The Hidden Weakness of Using Other People’s Money to Finance Your Growth

“Finance is the art of passing money from hand to hand until it finally disappears.” – Robert W. Sarnoff

If you can sell stock in your company to finance your growth, some financial advisors would urge you do so. If you are creditworthy, bankers will tell you to borrow what you need. Using other people’s money (OPM) — whether it comes from financial institutions or investors — is a great way to pay for growth, because what you give up for the money is usually modest in comparison to what you get.

That’s the conventional wisdom — and for some of the businesspeople I know, debt- and/or equity-based growth has been a godsend. One of my main competitors took his direct-marketing company from nothing to $300 million that way. Another friend of mine developed the most successful investment newsletter in history using that method.

But for everyone I know who has used OPM to finance growth, I know two or three who have done so and regretted it.

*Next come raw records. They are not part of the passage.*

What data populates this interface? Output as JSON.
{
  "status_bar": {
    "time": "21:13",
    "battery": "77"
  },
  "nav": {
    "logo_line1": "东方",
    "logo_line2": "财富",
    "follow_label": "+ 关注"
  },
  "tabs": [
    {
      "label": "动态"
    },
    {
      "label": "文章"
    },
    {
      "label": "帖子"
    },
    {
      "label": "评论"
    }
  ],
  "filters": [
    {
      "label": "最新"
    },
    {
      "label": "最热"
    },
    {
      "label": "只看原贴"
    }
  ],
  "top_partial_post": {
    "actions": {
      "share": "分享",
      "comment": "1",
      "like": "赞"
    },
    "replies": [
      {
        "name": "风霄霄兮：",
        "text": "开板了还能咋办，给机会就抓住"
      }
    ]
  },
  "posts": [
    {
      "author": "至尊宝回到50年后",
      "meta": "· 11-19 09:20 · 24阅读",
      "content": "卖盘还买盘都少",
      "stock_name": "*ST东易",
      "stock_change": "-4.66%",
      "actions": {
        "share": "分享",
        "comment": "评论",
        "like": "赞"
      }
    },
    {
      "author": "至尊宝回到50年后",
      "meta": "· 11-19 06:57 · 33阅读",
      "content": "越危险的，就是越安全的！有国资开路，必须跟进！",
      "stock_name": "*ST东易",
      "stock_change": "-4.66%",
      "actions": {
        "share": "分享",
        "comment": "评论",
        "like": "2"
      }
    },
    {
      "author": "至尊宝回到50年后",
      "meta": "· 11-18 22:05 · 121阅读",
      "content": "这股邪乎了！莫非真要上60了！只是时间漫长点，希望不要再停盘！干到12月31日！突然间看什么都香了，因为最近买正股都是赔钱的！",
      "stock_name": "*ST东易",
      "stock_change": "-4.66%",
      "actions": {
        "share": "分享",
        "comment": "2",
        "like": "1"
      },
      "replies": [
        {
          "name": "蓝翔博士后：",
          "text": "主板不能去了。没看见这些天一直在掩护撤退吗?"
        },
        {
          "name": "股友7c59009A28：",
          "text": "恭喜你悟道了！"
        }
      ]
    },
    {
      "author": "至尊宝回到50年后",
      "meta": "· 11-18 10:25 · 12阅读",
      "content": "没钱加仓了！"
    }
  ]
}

The most obvious reason: If your great idea bombs (yes, it might), you are now the same-sized company as you were before — but with a load of debt or a gang of angry investors you didn’t have before.

But that’s not the real problem with OPM. There is a hidden weakness to it that can break up the whole business.

OPM feels less real than your own. When you are planning a project with OPM, you allocate money to this and that, spending what you think is “reasonable,” while knowing in your heart of hearts that you wouldn’t ever spend that kind of money on that kind of thing if the money were your own.

OPM is like play money. You get it, you allocate it, and you see what happens. If it works, great. If it doesn’t … well, it’s OPM.

I’m not saying this exactly right. I don’t mean to imply, for example, that everyone who uses OPM doesn’t care about the investor or doesn’t work very hard to make the project work.

What I’m saying is that there is something in the process of using OPM — the initial budgeting, decision-making process — that makes a difference in how you spend the money. It makes you a bit too optimistic, a shard less scared, a tad too visionary. It allows you to spend money on things like focus groups, marketing studies, and consultants that you’d never bother with if the dollars were coming from your own back pocket.

One of my best friends has been in business with me four times in the past 20 years. He has been wildly successful three of those four times. The one time he failed was the one time he had none of his own money in it. One day — years after we had closed that business — he told me he thought that although he had worked hard on it, he never worked “as hard” as he had on the other three.

“Next time we do something together,” he advised me, “make sure I have my money in it.”

According to what I’ve read, Hewlett-Packard has had a long-standing policy of rejecting debt to maximize value. Instead, the company implemented a “pay-as-you-go” policy for growth. Their people were told that any new projects and developments (even acquisitions) had to be paid for with available cash.

Instead of limiting options, the policy was supposedly the lynchpin of their growth. Lean and efficient was everyone’s style. Innovation came from bootstrapping. Rather than being limited by money, ideas were enhanced and strengthened by the lack of it.